At its core ERA has a respect for soil rather than seeing it as just a receptacle for water and nutrients. Modern agriculture damages soil through, 1) machinery compressing it (reducing its ability to hold water), 2) through fertilisers upsetting its natural chemical balance, and 3) through mono-crops reducing its biodiversity.
Traditional sugar growing involves crop burning before harvesting to remove leaves but this kills everything and releases a sugar melt, like honey, which falls into the soil. So harvesters have to cut and collect the cane and the melt, which is full of soil. This has to be washed using millions of litres of water. Balbo developed a mechanical harvester that cuts cane with its leaves still on. Another machine was designed to strip off the leaves which were then spread back on to the ground. This returns 20 tonnes of waste per hectare to the soil each year, restoring nutrients, especially nitrogen, and forming a mulch that helps inhibit weed growth. Additionally ultra-soft tyres are used to avoid compressing the soil.

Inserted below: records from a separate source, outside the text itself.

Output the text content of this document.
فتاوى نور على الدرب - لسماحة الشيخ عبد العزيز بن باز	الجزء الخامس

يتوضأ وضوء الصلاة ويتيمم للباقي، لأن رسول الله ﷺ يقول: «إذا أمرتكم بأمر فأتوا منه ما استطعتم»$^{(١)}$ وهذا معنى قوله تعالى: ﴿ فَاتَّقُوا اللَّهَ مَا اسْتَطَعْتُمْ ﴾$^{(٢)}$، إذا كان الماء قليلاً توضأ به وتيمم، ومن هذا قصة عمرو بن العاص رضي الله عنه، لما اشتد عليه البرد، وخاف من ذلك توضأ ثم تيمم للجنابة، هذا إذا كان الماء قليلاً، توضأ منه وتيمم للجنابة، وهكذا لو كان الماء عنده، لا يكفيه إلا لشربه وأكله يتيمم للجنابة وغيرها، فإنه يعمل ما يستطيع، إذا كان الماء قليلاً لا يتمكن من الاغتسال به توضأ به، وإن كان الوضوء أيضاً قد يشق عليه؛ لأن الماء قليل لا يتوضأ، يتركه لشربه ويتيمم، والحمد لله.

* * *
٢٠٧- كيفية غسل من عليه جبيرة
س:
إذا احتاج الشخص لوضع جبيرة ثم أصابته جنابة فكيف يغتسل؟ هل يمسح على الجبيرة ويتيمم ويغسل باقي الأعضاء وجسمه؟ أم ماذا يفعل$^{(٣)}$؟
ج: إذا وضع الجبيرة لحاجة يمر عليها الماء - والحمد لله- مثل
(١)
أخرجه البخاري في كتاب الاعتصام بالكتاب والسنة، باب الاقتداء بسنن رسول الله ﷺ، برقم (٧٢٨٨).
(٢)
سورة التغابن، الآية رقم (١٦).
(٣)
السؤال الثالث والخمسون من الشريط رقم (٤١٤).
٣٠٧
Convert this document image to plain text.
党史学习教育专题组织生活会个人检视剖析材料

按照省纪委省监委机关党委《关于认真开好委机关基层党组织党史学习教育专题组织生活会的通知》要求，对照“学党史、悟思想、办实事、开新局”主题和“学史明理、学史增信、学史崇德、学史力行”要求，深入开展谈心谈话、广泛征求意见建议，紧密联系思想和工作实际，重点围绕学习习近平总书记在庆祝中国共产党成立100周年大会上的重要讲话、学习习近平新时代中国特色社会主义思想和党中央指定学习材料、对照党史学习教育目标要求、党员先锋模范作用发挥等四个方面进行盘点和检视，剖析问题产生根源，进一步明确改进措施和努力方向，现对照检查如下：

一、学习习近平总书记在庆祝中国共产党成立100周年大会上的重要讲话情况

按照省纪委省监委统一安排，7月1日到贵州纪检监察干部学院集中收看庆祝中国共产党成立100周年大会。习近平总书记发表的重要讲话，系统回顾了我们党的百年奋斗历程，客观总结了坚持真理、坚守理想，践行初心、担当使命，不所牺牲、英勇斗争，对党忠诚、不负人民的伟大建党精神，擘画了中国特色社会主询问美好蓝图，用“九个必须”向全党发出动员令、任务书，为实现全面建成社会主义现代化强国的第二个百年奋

After five years of this new method an increasing biodiversity of micro and macro fauna was noticed. The Balbo fields are now home to hundreds of forest animals including foxes, deer, capybara, armadillos, four types of big cat and countless bird and insect species. Fungi started to grow in the layers of waste decomposing it. Other fungi help metabolise leguminous plants being used as rotation crops. After these came earthworms and termites, churning the soil and making it looser, and increasing its water-holding capacity. The canes grew stronger and the land developed to a state closer to that of the surrounding forest.
There are now hundreds of organisms growing together producing omeostasis, where the system regulates itself to the benefit of everything that grows in it.
Balbo still needed another way of restoring nutrients to the soil, and so the liquid residue left over, after the cane pulp is fermented for ethanol, is collected and sprayed back on to the fields. The new approach changed the geometry and the composition of the soil. Balbo soon started to see a fourfold increase in water retention, a fivefold increase in resistance to erosion and a threefold increase in organic content.
The number of pests in the fields has fallen too. Just one example is the herbivorous insect, Mahanarva fimbriolata. Soon the fly, Salpinpogaster nigra arrived which is the bug’s predator.
Balbo’s sugar is used in about 120 high-profile products from Green & Black’s chocolate to Yeo Valley yoghurt. On the farm, energy use has fallen by half and production costs are half those of conventional methods. Altogether, this is an enlightening approach to agriculture in harmony with the environment.